Все это будет объектом нашего внимания.
Историки графства Сассекс, расположенного на юге Англии, говорят о некоем Шелли, который вступил на английскую землю вместе с Вильгельмом Завоевателем и сражался на его стороне. Более поздний предок Шелли, сэр Уильям, участвовал в попытке возвести на престол короля Ричарда II и погиб на плахе.
Вообще род Шелли известен своим бунтарством: один из предков Шелли был заключен в тюрьму за выступление против акта, требующего изгнания из Англии католических священников, другой – осужден за государственную измену и казнен по обвинению в заговоре: он хотел убить Елизавету и освободить из тюрьмы Марию Стюарт.

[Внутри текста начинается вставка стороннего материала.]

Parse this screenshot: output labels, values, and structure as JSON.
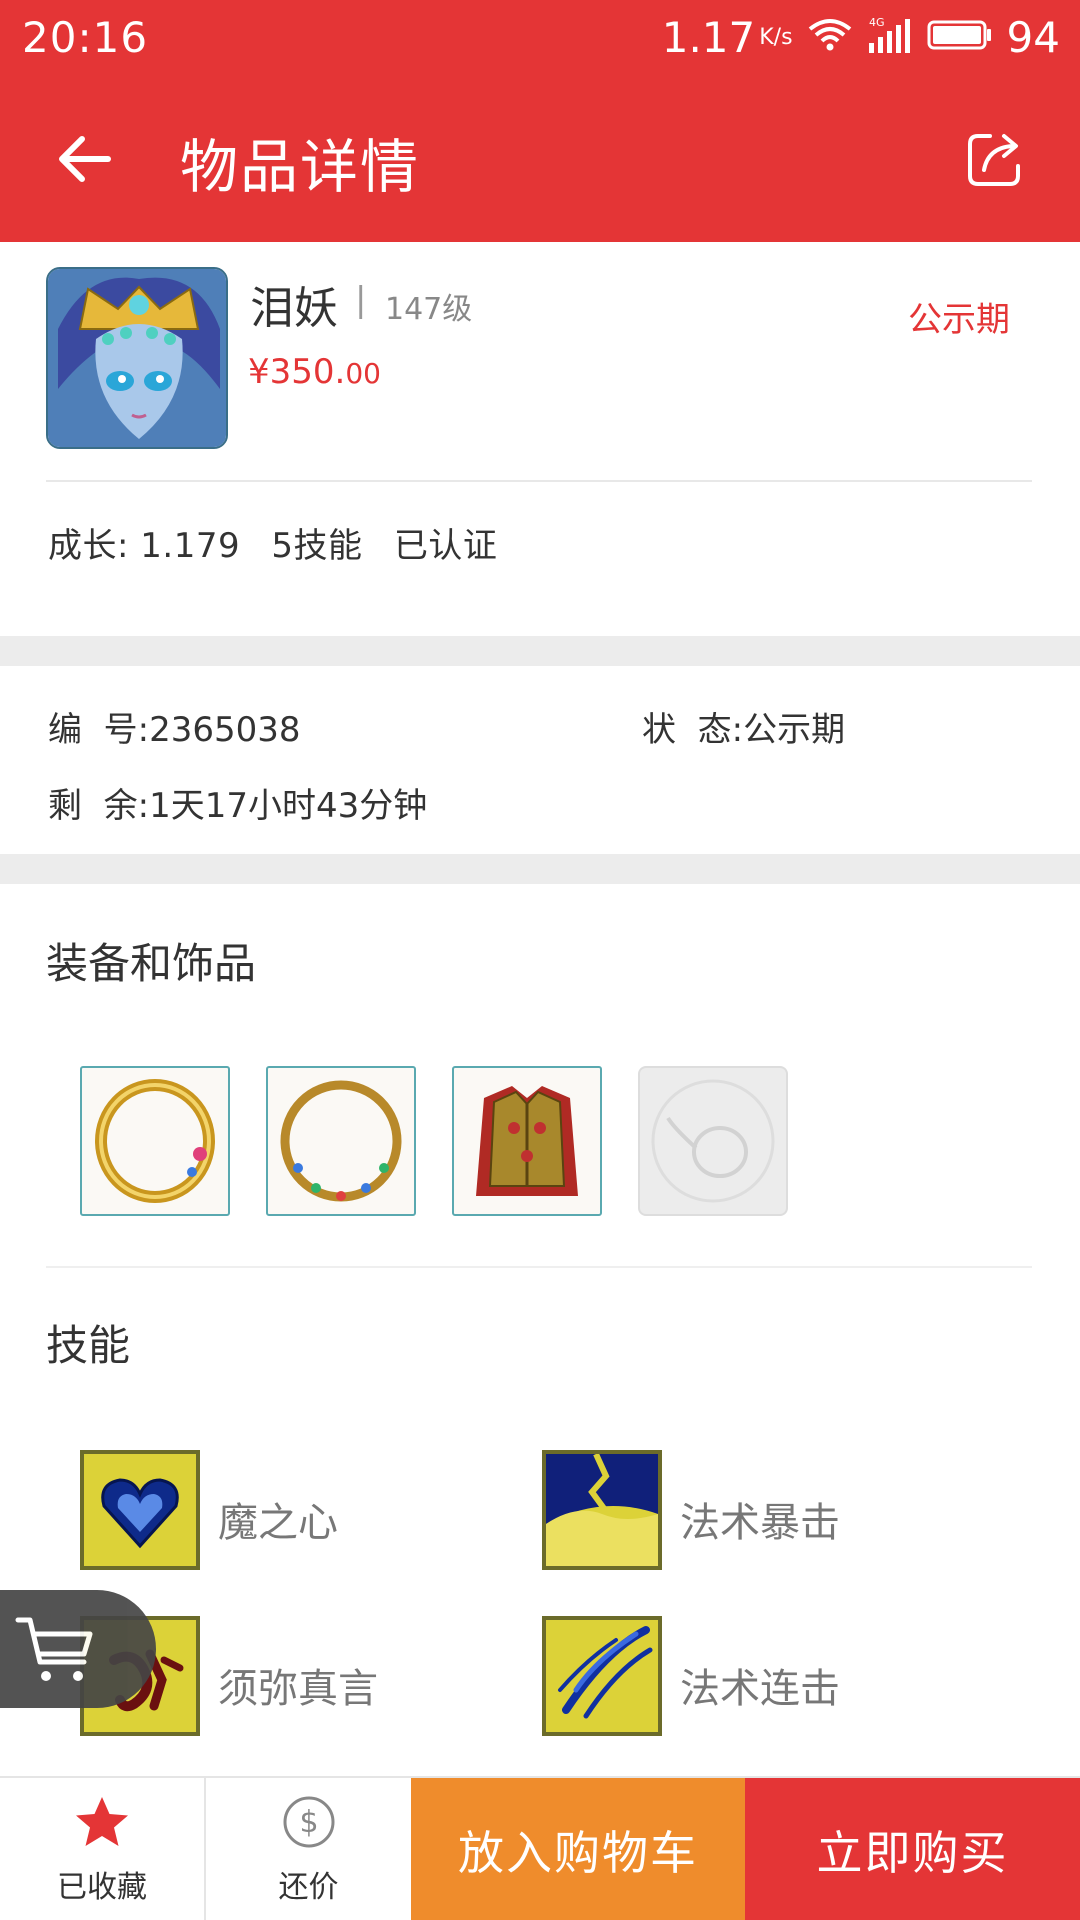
{
  "status_bar": {
    "time": "20:16",
    "network_speed": "1.17",
    "network_speed_unit": "K/s",
    "network_type": "4G",
    "battery_percent": "94"
  },
  "app_bar": {
    "title": "物品详情",
    "back_icon": "back-arrow-icon",
    "share_icon": "share-icon"
  },
  "product": {
    "name": "泪妖",
    "separator": "|",
    "level": "147级",
    "price_main": "¥350.",
    "price_cents": "00",
    "status_tag": "公示期",
    "attributes": [
      "成长: 1.179",
      "5技能",
      "已认证"
    ]
  },
  "info": {
    "id_label": "编  号:",
    "id_value": "2365038",
    "state_label": "状  态:",
    "state_value": "公示期",
    "remaining_label": "剩  余:",
    "remaining_value": "1天17小时43分钟"
  },
  "equipment": {
    "title": "装备和饰品",
    "items": [
      "ring-1",
      "ring-2",
      "armor",
      "empty-slot"
    ]
  },
  "skills": {
    "title": "技能",
    "items": [
      "魔之心",
      "法术暴击",
      "须弥真言",
      "法术连击"
    ]
  },
  "bottom_bar": {
    "favorite_label": "已收藏",
    "bargain_label": "还价",
    "add_to_cart_label": "放入购物车",
    "buy_now_label": "立即购买"
  },
  "colors": {
    "primary_red": "#e43536",
    "orange": "#ef8c2c",
    "gap_gray": "#ececec"
  }
}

Род ветвился, и «наши» Шелли были всего лишь одним из ответвлений этого древа. На время, и немалое, предки поэта исчезают из Англии. Это было распространено: старший сын наследовал основную часть состояния, остальные, получив свою долю, отправлялись в колонии попытать счастья.
Сын Тимоти Шелли Биши вернулся из Америки. Ему не было и двадцати одного года, когда, похоронив свою первую супругу, он увеличил капитал, женившись на богатой наследнице. Она родила ему сына Тимоти – будущего отца поэта – и двух дочерей и умерла после рождения второй дочери. Спустя девять лет Биши Шелли, вдовец с тремя детьми, добился руки еще одной богатой наследницы, но вскоре опять овдовел. Трудно не заметить стойкой семейной традиции называть старшего сына в честь деда.

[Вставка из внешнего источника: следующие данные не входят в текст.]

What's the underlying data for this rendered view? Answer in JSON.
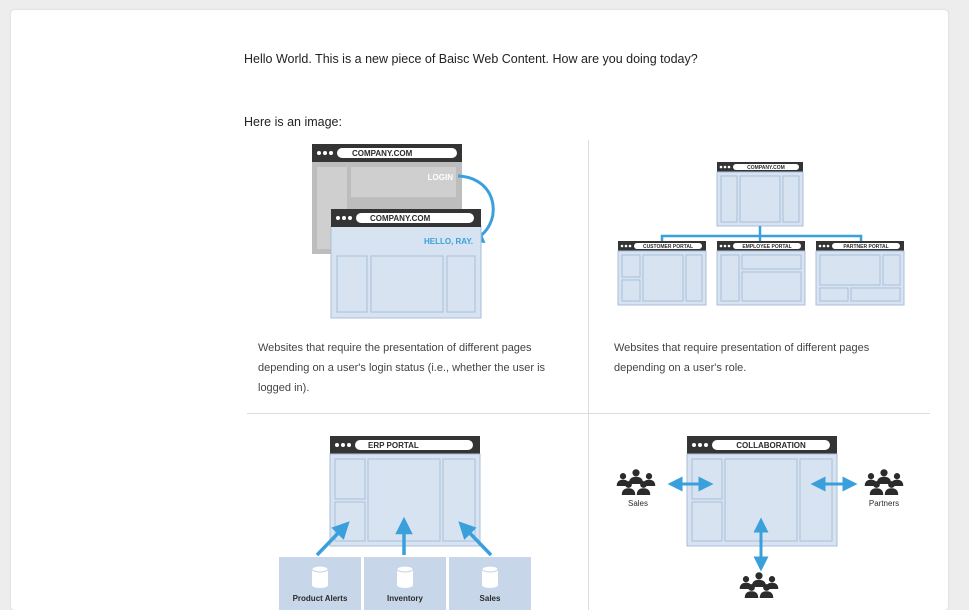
{
  "intro_text": "Hello World. This is a new piece of Baisc Web Content. How are you doing today?",
  "image_label": "Here is an image:",
  "panel1": {
    "back_url": "COMPANY.COM",
    "back_label": "LOGIN",
    "front_url": "COMPANY.COM",
    "front_label": "HELLO, RAY.",
    "caption": "Websites that require the presentation of different pages depending on a user's login status (i.e., whether the user is logged in)."
  },
  "panel2": {
    "top_url": "COMPANY.COM",
    "portals": [
      "CUSTOMER PORTAL",
      "EMPLOYEE PORTAL",
      "PARTNER PORTAL"
    ],
    "caption": "Websites that require presentation of different pages depending on a user's role."
  },
  "panel3": {
    "title": "ERP PORTAL",
    "sources": [
      "Product Alerts",
      "Inventory",
      "Sales"
    ]
  },
  "panel4": {
    "title": "COLLABORATION",
    "left_group": "Sales",
    "right_group": "Partners"
  },
  "colors": {
    "accent_blue": "#3aa0dc",
    "window_fill": "#d7e3f1",
    "window_stroke": "#a9bfdc",
    "titlebar": "#343434",
    "gray_window": "#bdbdbd"
  }
}
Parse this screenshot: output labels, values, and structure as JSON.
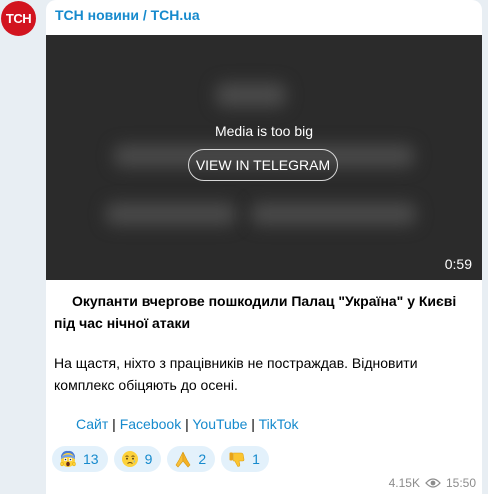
{
  "channel": {
    "avatar_text": "ТСН",
    "name": "ТСН новини / TCH.ua"
  },
  "media": {
    "message": "Media is too big",
    "button_label": "VIEW IN TELEGRAM",
    "duration": "0:59"
  },
  "post": {
    "headline": "Окупанти вчергове пошкодили Палац \"Україна\" у Києві під час нічної атаки",
    "body": "На щастя, ніхто з працівників не постраждав. Відновити комплекс обіцяють до осені."
  },
  "links": [
    {
      "label": "Сайт"
    },
    {
      "label": "Facebook"
    },
    {
      "label": "YouTube"
    },
    {
      "label": "TikTok"
    }
  ],
  "link_separator": " | ",
  "reactions": [
    {
      "icon": "screaming-face-icon",
      "count": "13"
    },
    {
      "icon": "sad-face-icon",
      "count": "9"
    },
    {
      "icon": "folded-hands-icon",
      "count": "2"
    },
    {
      "icon": "thumbs-down-icon",
      "count": "1"
    }
  ],
  "meta": {
    "views": "4.15K",
    "time": "15:50"
  },
  "colors": {
    "accent": "#168acd",
    "avatar_bg": "#d2141f",
    "reaction_bg": "#e3f1fb"
  }
}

Это было не только обычаем, но и символом. Достоинство рода Шелли должно было увеличиваться от поколения к поколению. По этой же причине первенец в семье занимал особое положение.

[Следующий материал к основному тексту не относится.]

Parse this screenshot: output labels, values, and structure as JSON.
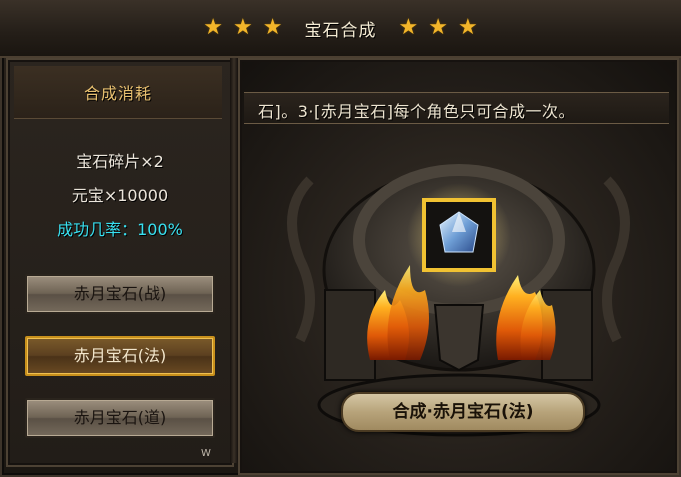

Знакам достоинства семьи, нет, более чем семьи – рода, уделялось особое внимание. То, что почтенный лендлорд добивался и в 1806 году добился титула баронета и стал сэром, неудивительно. Но то, что он построил замок Горинг, стоивший огромных денег, можно объяснить только заботой о родовой символике, ибо замок пустовал: сам сэр Биши жил в коттедже рядом с церковью, не позволяя себе лишних трат: ему прислуживал один-единственный слуга, что по тем временам было более чем скромно. Большую часть времени сэр Биши проводил в таверне «Лебедь», вовлекая в разговоры о политике ее завсегдатаев. Он был стойким вигом и принадлежал к группировке герцога Норфолка.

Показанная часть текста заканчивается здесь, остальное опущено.